На столе на самом видном месте дожидается своего часа коробка театрального грима, сделанного по «старинным советским рецептам». Он пастообразный. Есть еще сухой, похожий на тени. В металлической коробочке лежат кисточки разных форм и размеров. «Это старый пенал, в котором еще мой папа хранил мелкие инструменты, – показывает Валентина Петровна на реликвию. – Все, что дома не нужно (баночки-скляночки), приносится на работу и приспосабливается для хранения мелочей: ваты, шпилек и т. д.».
По бокам разложены локоны в бигуди, парики на деревянных «головах».

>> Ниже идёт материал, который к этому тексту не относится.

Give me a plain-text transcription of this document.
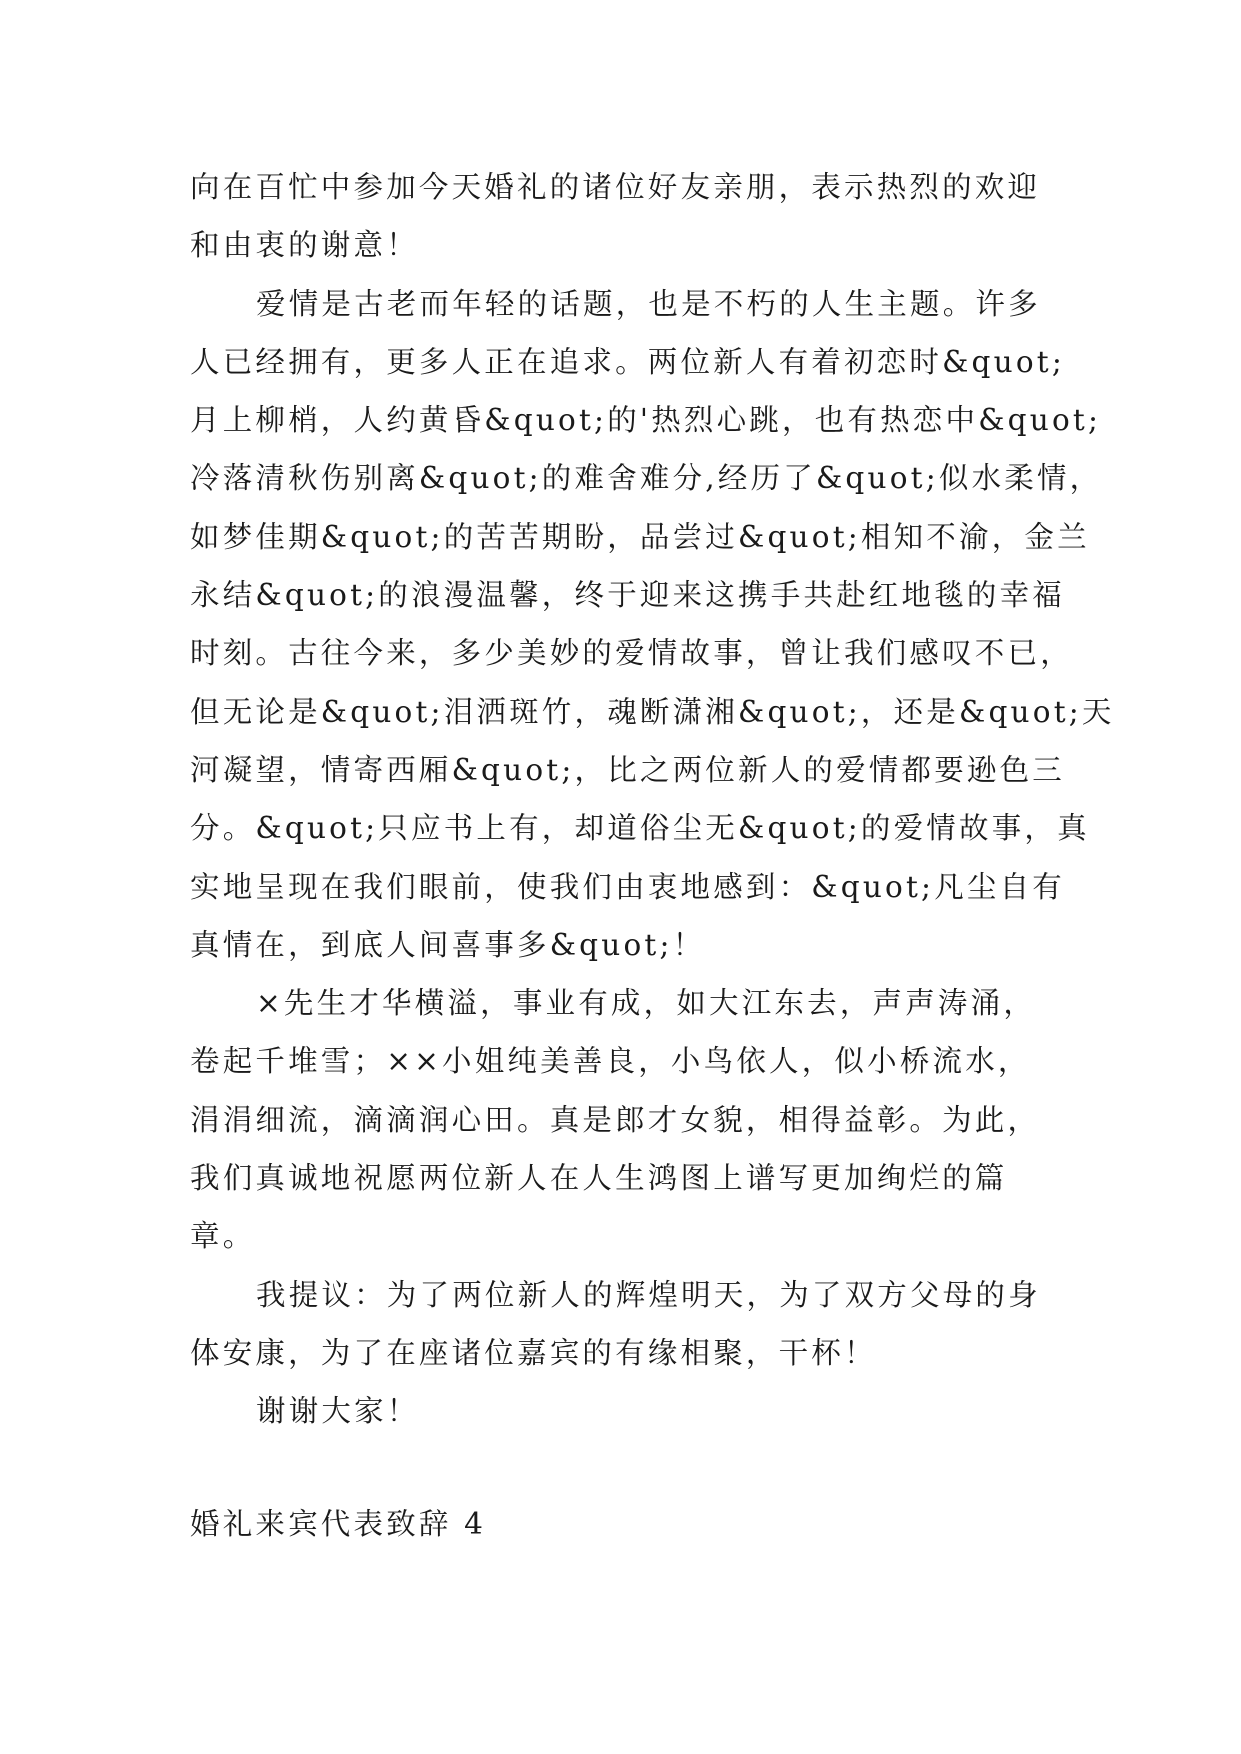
向在百忙中参加今天婚礼的诸位好友亲朋，表示热烈的欢迎
和由衷的谢意！
爱情是古老而年轻的话题，也是不朽的人生主题。许多
人已经拥有，更多人正在追求。两位新人有着初恋时&quot;
月上柳梢，人约黄昏&quot;的'热烈心跳，也有热恋中&quot;
冷落清秋伤别离&quot;的难舍难分,经历了&quot;似水柔情，
如梦佳期&quot;的苦苦期盼，品尝过&quot;相知不渝，金兰
永结&quot;的浪漫温馨，终于迎来这携手共赴红地毯的幸福
时刻。古往今来，多少美妙的爱情故事，曾让我们感叹不已，
但无论是&quot;泪洒斑竹，魂断潇湘&quot;，还是&quot;天
河凝望，情寄西厢&quot;，比之两位新人的爱情都要逊色三
分。&quot;只应书上有，却道俗尘无&quot;的爱情故事，真
实地呈现在我们眼前，使我们由衷地感到：&quot;凡尘自有
真情在，到底人间喜事多&quot;！
×先生才华横溢，事业有成，如大江东去，声声涛涌，
卷起千堆雪；××小姐纯美善良，小鸟依人，似小桥流水，
涓涓细流，滴滴润心田。真是郎才女貌，相得益彰。为此，
我们真诚地祝愿两位新人在人生鸿图上谱写更加绚烂的篇
章。
我提议：为了两位新人的辉煌明天，为了双方父母的身
体安康，为了在座诸位嘉宾的有缘相聚，干杯！
谢谢大家！
婚礼来宾代表致辞 4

– Это будут ресницы. Я сама их делаю, – кивает гример в сторону прядки длиной в 25 сантиметров. – На этой плитке греются металлические щипцы. Сейчас вы вряд ли где-нибудь такие найдете. Ими лишь в театрах пользуются. Они очень долго держат завивку. Раньше люди их применяли для причесок, но мы – только для париков.

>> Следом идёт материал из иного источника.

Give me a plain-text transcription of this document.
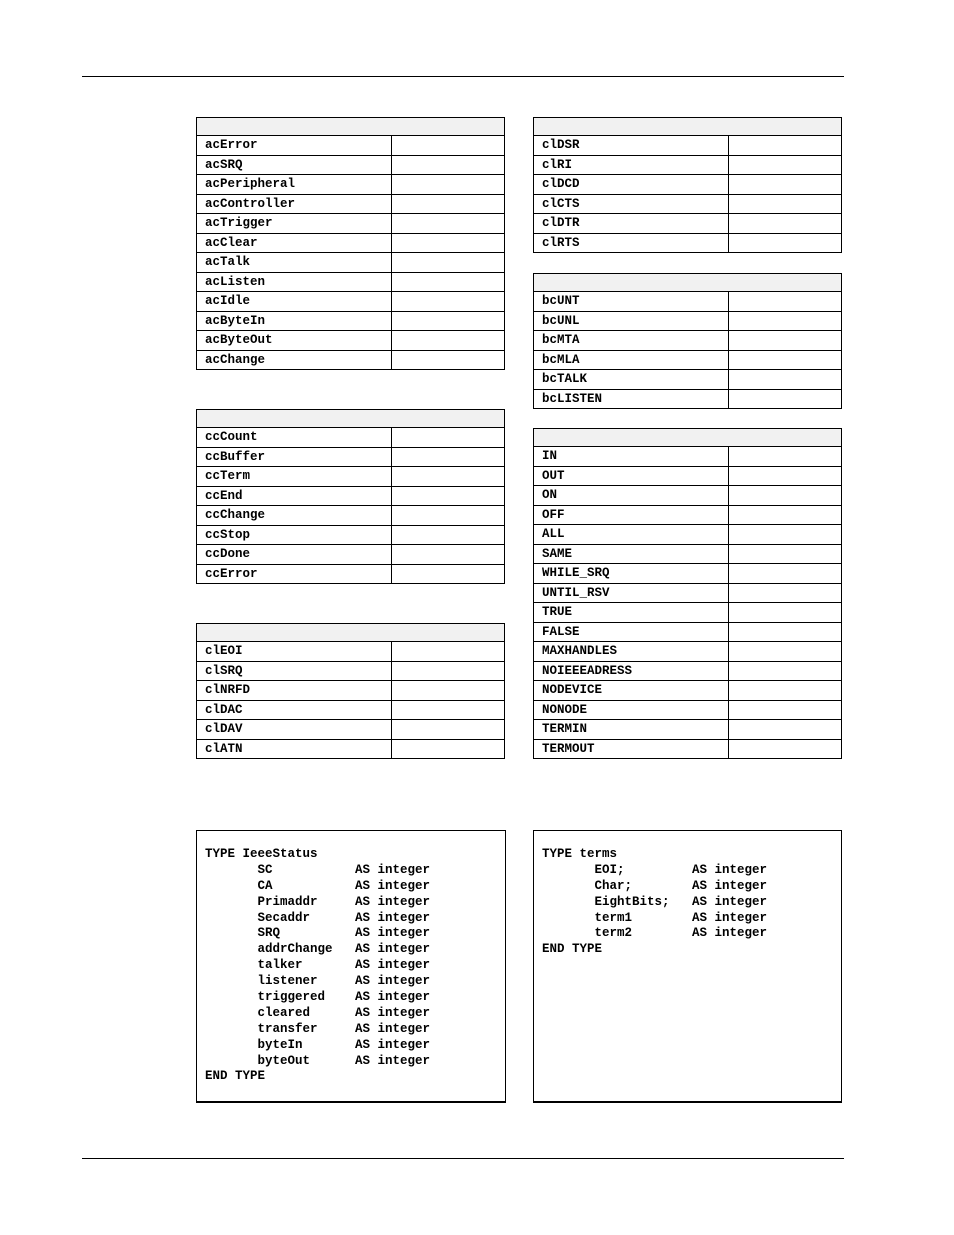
acError	
acSRQ	
acPeripheral	
acController	
acTrigger	
acClear	
acTalk	
acListen	
acIdle	
acByteIn	
acByteOut	
acChange	

ccCount	
ccBuffer	
ccTerm	
ccEnd	
ccChange	
ccStop	
ccDone	
ccError	

clEOI	
clSRQ	
clNRFD	
clDAC	
clDAV	
clATN	

clDSR	
clRI	
clDCD	
clCTS	
clDTR	
clRTS	

bcUNT	
bcUNL	
bcMTA	
bcMLA	
bcTALK	
bcLISTEN	

IN	
OUT	
ON	
OFF	
ALL	
SAME	
WHILE_SRQ	
UNTIL_RSV	
TRUE	
FALSE	
MAXHANDLES	
NOIEEEADRESS	
NODEVICE	
NONODE	
TERMIN	
TERMOUT	
TYPE IeeeStatus
SC           AS integer
CA           AS integer
Primaddr     AS integer
Secaddr      AS integer
SRQ          AS integer
addrChange   AS integer
talker       AS integer
listener     AS integer
triggered    AS integer
cleared      AS integer
transfer     AS integer
byteIn       AS integer
byteOut      AS integer
END TYPE
TYPE terms
EOI;         AS integer
Char;        AS integer
EightBits;   AS integer
term1        AS integer
term2        AS integer
END TYPE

Довольно разговоров – время перевоплощаться.
Кто сказал «мяу»
Мой первый образ – кошечка из балета Чайковского «Спящая красавица». Обычно гример сначала накладывает тон на лицо, а потом надевает парик, но в этот раз мы немного меняем последовательность: с кошачьей прической лучше видно, что из меня лепить. Сначала невидимками туго закалываем волосы и надеваем светлые кудри с ушками.
– Ой-ой-ой!
– Да, бывает и больно. А балерины каждый день такое испытывают. Если не прическа, так парик.

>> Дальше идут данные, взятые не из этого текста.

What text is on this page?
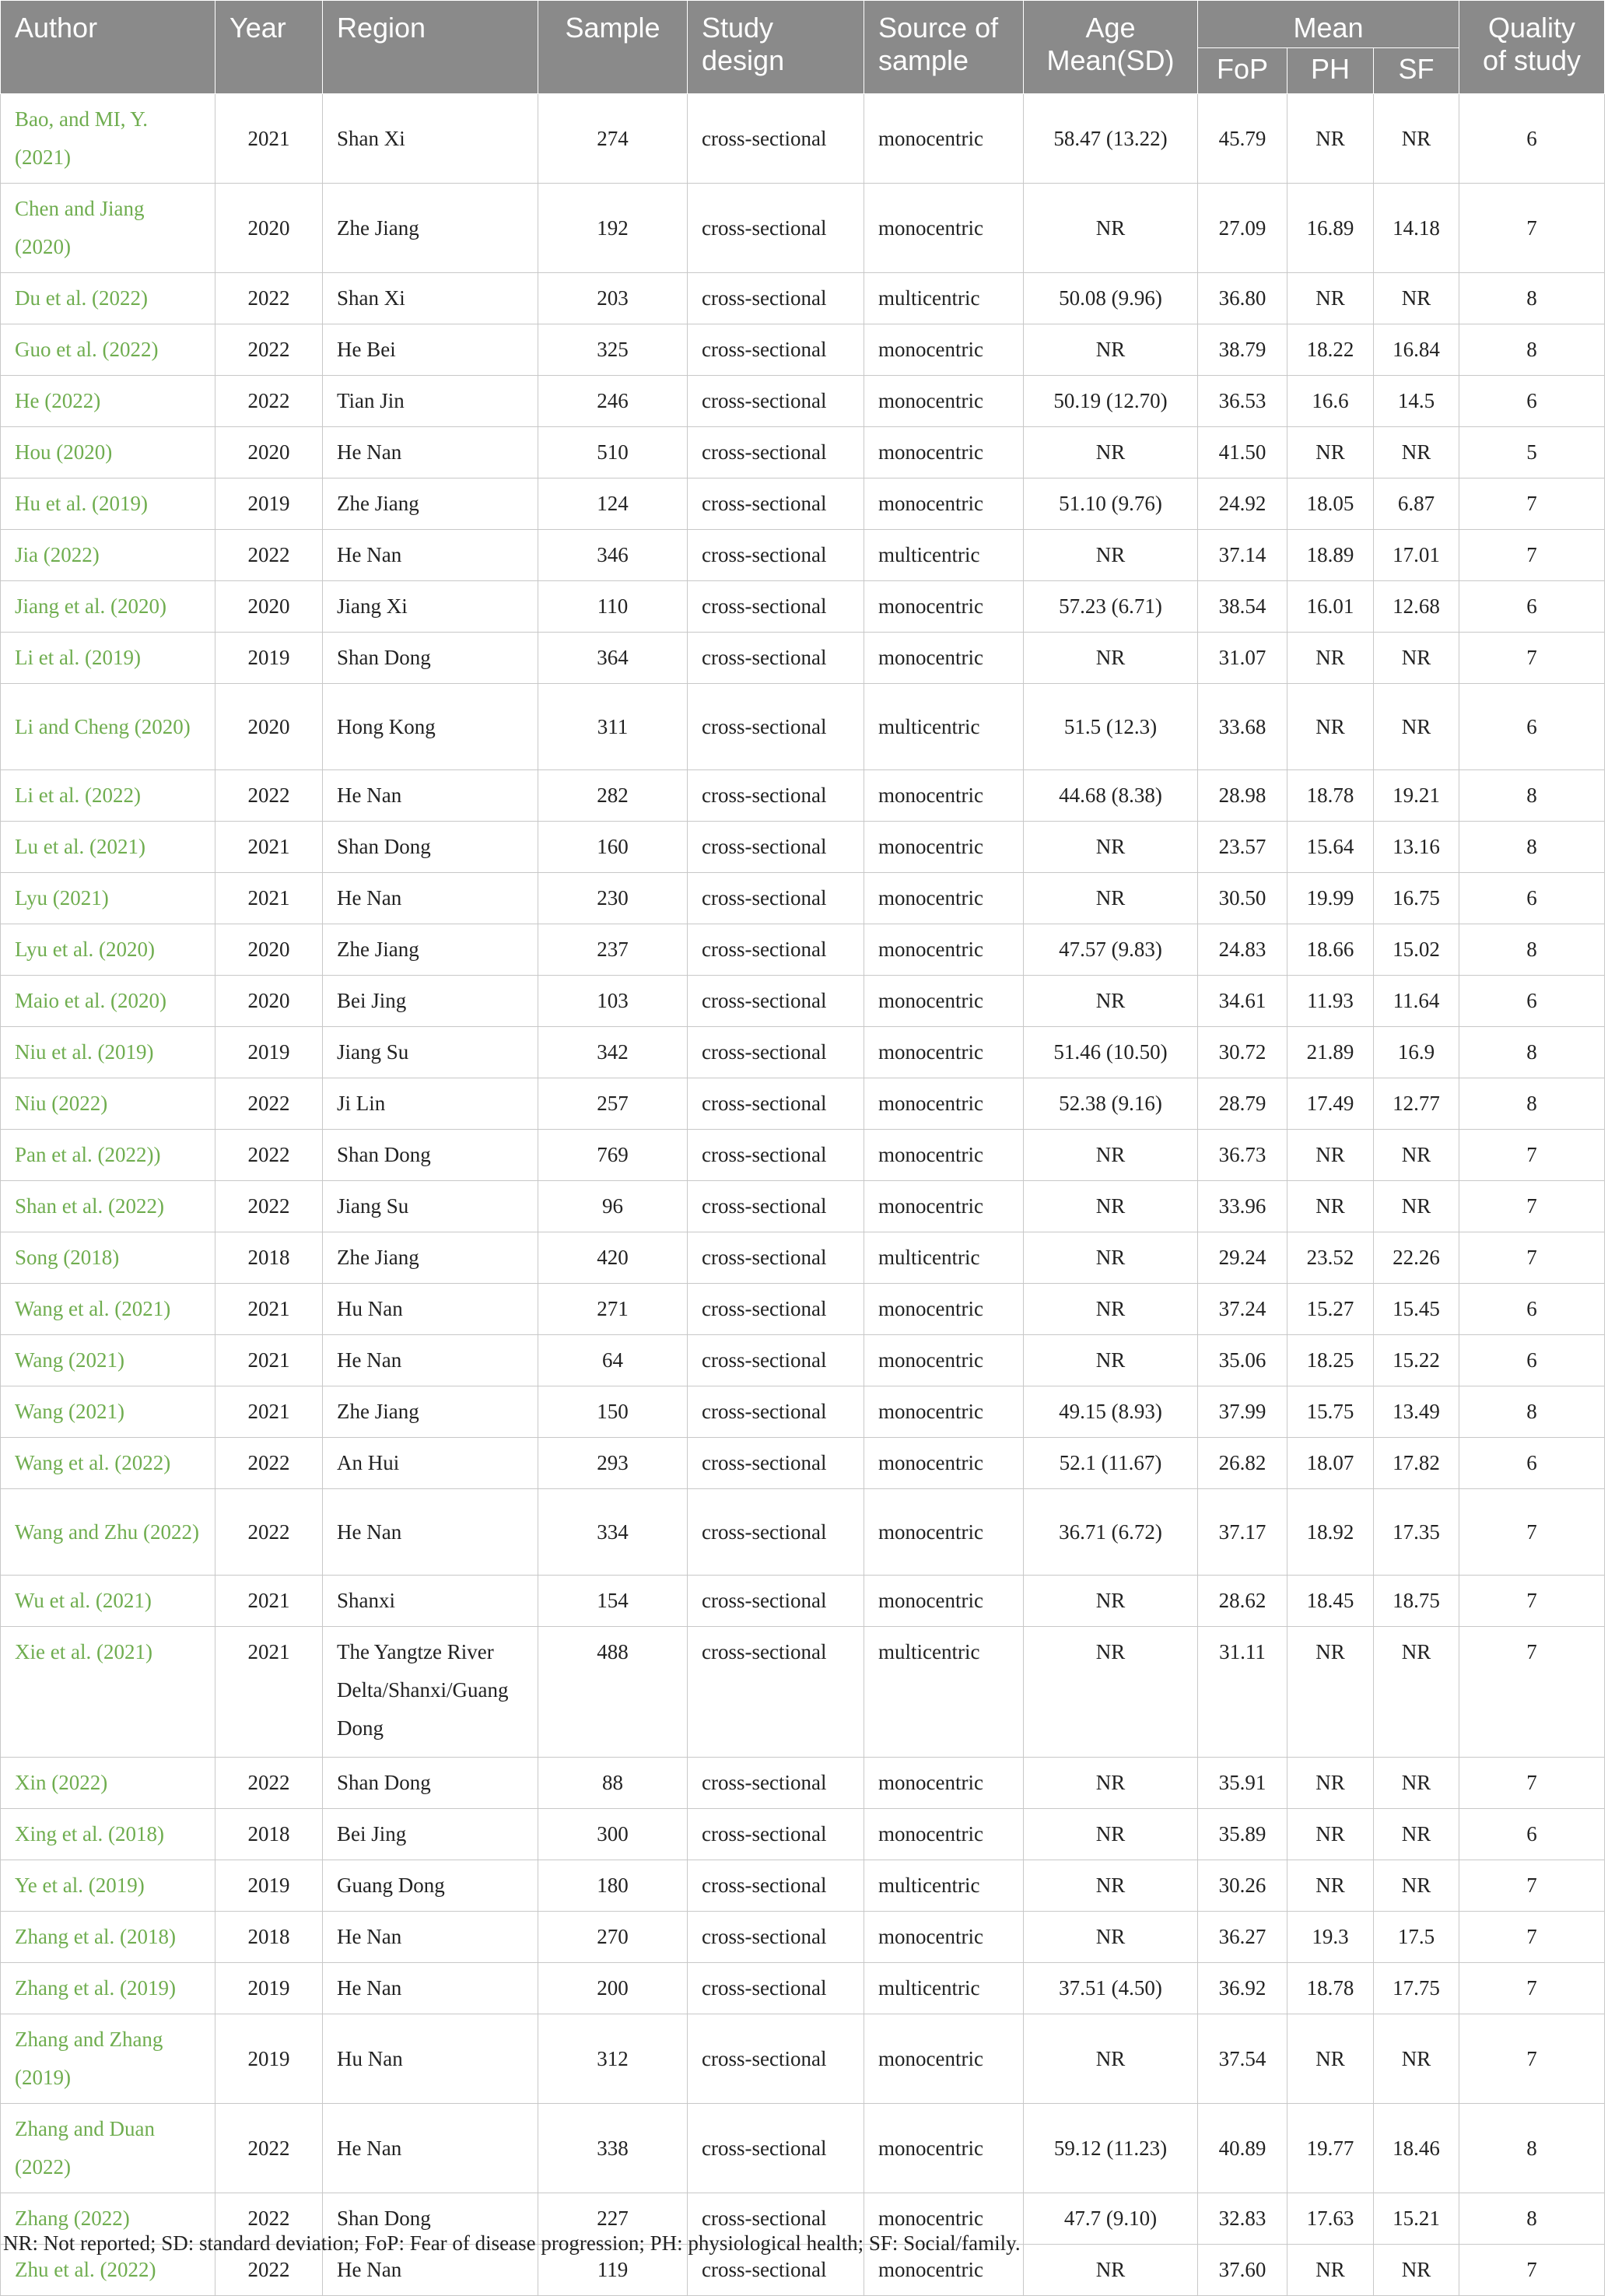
Author	Year	Region	Sample	Study design	Source of sample	Age Mean(SD)	Mean			Quality of study
							FoP	PH	SF	
Bao, and MI, Y. (2021)	2021	Shan Xi	274	cross-sectional	monocentric	58.47 (13.22)	45.79	NR	NR	6
Chen and Jiang (2020)	2020	Zhe Jiang	192	cross-sectional	monocentric	NR	27.09	16.89	14.18	7
Du et al. (2022)	2022	Shan Xi	203	cross-sectional	multicentric	50.08 (9.96)	36.80	NR	NR	8
Guo et al. (2022)	2022	He Bei	325	cross-sectional	monocentric	NR	38.79	18.22	16.84	8
He (2022)	2022	Tian Jin	246	cross-sectional	monocentric	50.19 (12.70)	36.53	16.6	14.5	6
Hou (2020)	2020	He Nan	510	cross-sectional	monocentric	NR	41.50	NR	NR	5
Hu et al. (2019)	2019	Zhe Jiang	124	cross-sectional	monocentric	51.10 (9.76)	24.92	18.05	6.87	7
Jia (2022)	2022	He Nan	346	cross-sectional	multicentric	NR	37.14	18.89	17.01	7
Jiang et al. (2020)	2020	Jiang Xi	110	cross-sectional	monocentric	57.23 (6.71)	38.54	16.01	12.68	6
Li et al. (2019)	2019	Shan Dong	364	cross-sectional	monocentric	NR	31.07	NR	NR	7
Li and Cheng (2020)	2020	Hong Kong	311	cross-sectional	multicentric	51.5 (12.3)	33.68	NR	NR	6
Li et al. (2022)	2022	He Nan	282	cross-sectional	monocentric	44.68 (8.38)	28.98	18.78	19.21	8
Lu et al. (2021)	2021	Shan Dong	160	cross-sectional	monocentric	NR	23.57	15.64	13.16	8
Lyu (2021)	2021	He Nan	230	cross-sectional	monocentric	NR	30.50	19.99	16.75	6
Lyu et al. (2020)	2020	Zhe Jiang	237	cross-sectional	monocentric	47.57 (9.83)	24.83	18.66	15.02	8
Maio et al. (2020)	2020	Bei Jing	103	cross-sectional	monocentric	NR	34.61	11.93	11.64	6
Niu et al. (2019)	2019	Jiang Su	342	cross-sectional	monocentric	51.46 (10.50)	30.72	21.89	16.9	8
Niu (2022)	2022	Ji Lin	257	cross-sectional	monocentric	52.38 (9.16)	28.79	17.49	12.77	8
Pan et al. (2022))	2022	Shan Dong	769	cross-sectional	monocentric	NR	36.73	NR	NR	7
Shan et al. (2022)	2022	Jiang Su	96	cross-sectional	monocentric	NR	33.96	NR	NR	7
Song (2018)	2018	Zhe Jiang	420	cross-sectional	multicentric	NR	29.24	23.52	22.26	7
Wang et al. (2021)	2021	Hu Nan	271	cross-sectional	monocentric	NR	37.24	15.27	15.45	6
Wang (2021)	2021	He Nan	64	cross-sectional	monocentric	NR	35.06	18.25	15.22	6
Wang (2021)	2021	Zhe Jiang	150	cross-sectional	monocentric	49.15 (8.93)	37.99	15.75	13.49	8
Wang et al. (2022)	2022	An Hui	293	cross-sectional	monocentric	52.1 (11.67)	26.82	18.07	17.82	6
Wang and Zhu (2022)	2022	He Nan	334	cross-sectional	monocentric	36.71 (6.72)	37.17	18.92	17.35	7
Wu et al. (2021)	2021	Shanxi	154	cross-sectional	monocentric	NR	28.62	18.45	18.75	7
Xie et al. (2021)	2021	The Yangtze River Delta/Shanxi/Guang Dong	488	cross-sectional	multicentric	NR	31.11	NR	NR	7
Xin (2022)	2022	Shan Dong	88	cross-sectional	monocentric	NR	35.91	NR	NR	7
Xing et al. (2018)	2018	Bei Jing	300	cross-sectional	monocentric	NR	35.89	NR	NR	6
Ye et al. (2019)	2019	Guang Dong	180	cross-sectional	multicentric	NR	30.26	NR	NR	7
Zhang et al. (2018)	2018	He Nan	270	cross-sectional	monocentric	NR	36.27	19.3	17.5	7
Zhang et al. (2019)	2019	He Nan	200	cross-sectional	multicentric	37.51 (4.50)	36.92	18.78	17.75	7
Zhang and Zhang (2019)	2019	Hu Nan	312	cross-sectional	monocentric	NR	37.54	NR	NR	7
Zhang and Duan (2022)	2022	He Nan	338	cross-sectional	monocentric	59.12 (11.23)	40.89	19.77	18.46	8
Zhang (2022)	2022	Shan Dong	227	cross-sectional	monocentric	47.7 (9.10)	32.83	17.63	15.21	8
Zhu et al. (2022)	2022	He Nan	119	cross-sectional	monocentric	NR	37.60	NR	NR	7
NR: Not reported; SD: standard deviation; FoP: Fear of disease progression; PH: physiological health; SF: Social/family.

Начинаем рисовать лицо. Валентина берет «клеющий карандаш» телесного цвета и начинает активно намазывать губку. На лоб, что ли, клеить собирается?
– Это такой жирный тональный крем, который используют только в театрах, – проясняет ситуацию мастер. – Любая кожа, даже самая красивая и молодая, на сцене при свете приобретает сероватый оттенок. Грим, в отличие от обычного макияжа, должен быть ярким, чтобы хорошо смотреться из зала. Чем больше аудитория, тем ярче и утрированнее грим.
Я с каждой секундой становлюсь все краше и краше. Брови, румянец, зеленые глаза, усы – мордочка постепенно прорисовывается. Валентина берет в руки флакончик лака для ногтей и намазывает накладные ресницы. «Не пугайтесь, это специальный клей. Просто баночка очень удобная».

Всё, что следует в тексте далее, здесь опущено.